Choosing a consulting firm can determine the success or failure of a project. According to Braulio Henrique Dias Viana, an enthusiast and deep connoisseur of the sector, many companies end up making simple mistakes that lead to significant losses. Understanding how to identify the ideal consultancy helps avoid rework, wasted resources, and, most importantly, frustrations due to unmet expectations.
In this article, you will learn how to avoid common traps and make a safe, efficient choice aligned with your business goals.
Why do so many companies choose the wrong consulting firm?
The decision to hire a consultancy often happens during critical moments: accelerated growth, internal restructurings, or the need for innovation. In these scenarios, it is common for managers to choose firms without evaluating essential criteria, relying solely on superficial recommendations or attractive prices.
Braulio Henrique Dias Viana highlights that this lack of criteria is one of the main reasons for below-expected results. Moreover, the rush to solve problems can lead to neglecting aspects such as proven experience, applied methodologies, and compatibility with organizational culture. This type of failure compromises the entire process, turning the consultancy into more of a problem than a solution.
How to evaluate the consultancy’s experience and reputation?
Before signing any contract, it is crucial to analyze the consultancy’s track record. Check how long it has been in the market, which clients it has served, and the types of projects executed. Public reviews, real case studies, and certifications are also important points. According to Braulio Henrique Dias Viana, a trustworthy consultancy is transparent with its results and knows how to present evidence of success.

Another tip is to talk to former clients.
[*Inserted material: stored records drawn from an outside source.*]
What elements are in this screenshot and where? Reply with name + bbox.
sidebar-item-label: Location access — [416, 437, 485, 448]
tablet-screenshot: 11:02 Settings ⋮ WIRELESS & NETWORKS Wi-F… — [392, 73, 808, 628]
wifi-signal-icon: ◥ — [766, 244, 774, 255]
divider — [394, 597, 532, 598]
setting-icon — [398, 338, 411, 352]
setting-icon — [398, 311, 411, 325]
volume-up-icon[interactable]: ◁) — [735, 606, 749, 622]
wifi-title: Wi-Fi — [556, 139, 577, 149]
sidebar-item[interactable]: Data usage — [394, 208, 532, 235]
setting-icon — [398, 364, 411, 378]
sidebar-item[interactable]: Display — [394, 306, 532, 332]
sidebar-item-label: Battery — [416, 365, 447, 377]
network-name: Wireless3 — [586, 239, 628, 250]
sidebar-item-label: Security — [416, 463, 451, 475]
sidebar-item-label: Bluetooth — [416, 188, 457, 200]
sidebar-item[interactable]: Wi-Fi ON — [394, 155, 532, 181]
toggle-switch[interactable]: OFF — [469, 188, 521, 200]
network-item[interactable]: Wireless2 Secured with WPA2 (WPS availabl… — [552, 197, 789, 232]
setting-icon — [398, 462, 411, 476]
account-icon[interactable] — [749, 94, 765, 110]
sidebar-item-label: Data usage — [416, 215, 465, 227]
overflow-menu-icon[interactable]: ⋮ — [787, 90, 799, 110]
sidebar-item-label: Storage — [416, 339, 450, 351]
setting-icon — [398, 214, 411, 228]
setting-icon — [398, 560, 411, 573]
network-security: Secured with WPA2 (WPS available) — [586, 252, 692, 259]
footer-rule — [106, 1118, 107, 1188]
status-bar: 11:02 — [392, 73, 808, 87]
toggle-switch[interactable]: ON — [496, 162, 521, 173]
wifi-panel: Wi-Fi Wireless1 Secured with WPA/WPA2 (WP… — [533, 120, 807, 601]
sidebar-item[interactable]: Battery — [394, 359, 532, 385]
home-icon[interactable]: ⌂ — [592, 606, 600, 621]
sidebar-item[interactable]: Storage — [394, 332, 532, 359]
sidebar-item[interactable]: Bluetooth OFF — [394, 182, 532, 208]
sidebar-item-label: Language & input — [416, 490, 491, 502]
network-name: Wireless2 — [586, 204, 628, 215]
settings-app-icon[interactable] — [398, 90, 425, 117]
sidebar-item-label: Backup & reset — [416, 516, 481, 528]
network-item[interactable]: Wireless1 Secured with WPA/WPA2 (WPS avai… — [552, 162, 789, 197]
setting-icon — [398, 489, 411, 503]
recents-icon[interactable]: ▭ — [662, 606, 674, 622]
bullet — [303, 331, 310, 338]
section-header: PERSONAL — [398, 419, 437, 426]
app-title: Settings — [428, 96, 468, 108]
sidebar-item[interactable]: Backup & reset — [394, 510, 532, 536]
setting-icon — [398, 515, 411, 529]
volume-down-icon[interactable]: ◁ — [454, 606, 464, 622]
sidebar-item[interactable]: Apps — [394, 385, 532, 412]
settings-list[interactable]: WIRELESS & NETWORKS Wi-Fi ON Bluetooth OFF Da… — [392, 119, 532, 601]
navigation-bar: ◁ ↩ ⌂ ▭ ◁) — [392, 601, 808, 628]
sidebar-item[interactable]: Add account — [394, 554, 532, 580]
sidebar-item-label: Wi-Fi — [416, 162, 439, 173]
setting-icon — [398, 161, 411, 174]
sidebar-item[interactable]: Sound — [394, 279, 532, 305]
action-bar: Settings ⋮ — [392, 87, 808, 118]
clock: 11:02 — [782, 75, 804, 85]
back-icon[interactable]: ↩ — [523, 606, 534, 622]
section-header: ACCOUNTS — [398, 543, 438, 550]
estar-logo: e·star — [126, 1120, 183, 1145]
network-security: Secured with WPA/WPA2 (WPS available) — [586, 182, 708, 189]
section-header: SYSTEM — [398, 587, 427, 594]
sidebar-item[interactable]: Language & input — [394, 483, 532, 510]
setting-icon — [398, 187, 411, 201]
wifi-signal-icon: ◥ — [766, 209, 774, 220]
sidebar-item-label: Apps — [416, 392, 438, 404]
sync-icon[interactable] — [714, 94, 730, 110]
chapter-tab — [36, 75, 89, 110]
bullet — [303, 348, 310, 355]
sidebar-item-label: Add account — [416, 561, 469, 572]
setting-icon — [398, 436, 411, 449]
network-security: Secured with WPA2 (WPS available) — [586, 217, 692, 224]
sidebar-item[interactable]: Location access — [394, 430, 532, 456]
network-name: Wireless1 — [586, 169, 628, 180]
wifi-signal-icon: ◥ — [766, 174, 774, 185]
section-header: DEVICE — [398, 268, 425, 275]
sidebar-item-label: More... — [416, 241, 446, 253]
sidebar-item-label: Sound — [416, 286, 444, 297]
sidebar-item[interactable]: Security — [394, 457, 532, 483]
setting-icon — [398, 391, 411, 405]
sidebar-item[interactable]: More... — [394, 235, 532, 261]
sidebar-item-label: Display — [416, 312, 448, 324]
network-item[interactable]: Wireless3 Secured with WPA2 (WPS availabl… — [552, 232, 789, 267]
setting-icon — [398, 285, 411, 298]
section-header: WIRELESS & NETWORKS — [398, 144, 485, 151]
Direct feedback helps you understand not only the results achieved but also the consultancy’s relationship and working style. Each consultancy adopts a specific methodology. Some are more flexible, while others follow rigid models. Ideally, look for firms that adapt their solutions to the client’s reality, respecting the existing structure and proposing realistic improvements.
What are the warning signs that a consultancy might be a trap?
Some signs deserve attention. Exaggerated promises of quick results, lack of detailed contracts, poor communication, and misalignment with the company’s values are indications of a poor choice. Braulio Henrique Dias Viana emphasizes that empathy and understanding of the client’s situation are fundamental. When a consultancy shows disinterest or tries to impose standardized solutions without considering the context, it’s time to reconsider the hiring.
Another critical point is charging fees far below the market average. This could indicate a lack of preparation, structure, or even dubious intentions. In such cases, cheap usually turns out expensive. Hiring a consultancy should not be seen as a one-off transaction. The relationship with consultants must be based on trust, clear expectations, and openness to constant dialogue.
Establish efficient communication channels, hold regular meetings, and monitor the performance indicators defined at the beginning of the project. This prevents surprises and keeps the focus on set objectives. As Braulio Henrique Dias Viana points out, the involvement of the client company’s leadership is essential for the consultancy’s recommendations to be effectively implemented. The lack of internal team engagement is one of the reasons many projects do not achieve the expected success.
If you are considering hiring a consultancy, start with an honest analysis of your real need. Don’t let urgency or the appeal of magic solutions derail your journey. Research, compare, and only close the deal when you are confident. Start today by seeking qualified partners; your business deserves the best—and the right choice starts now.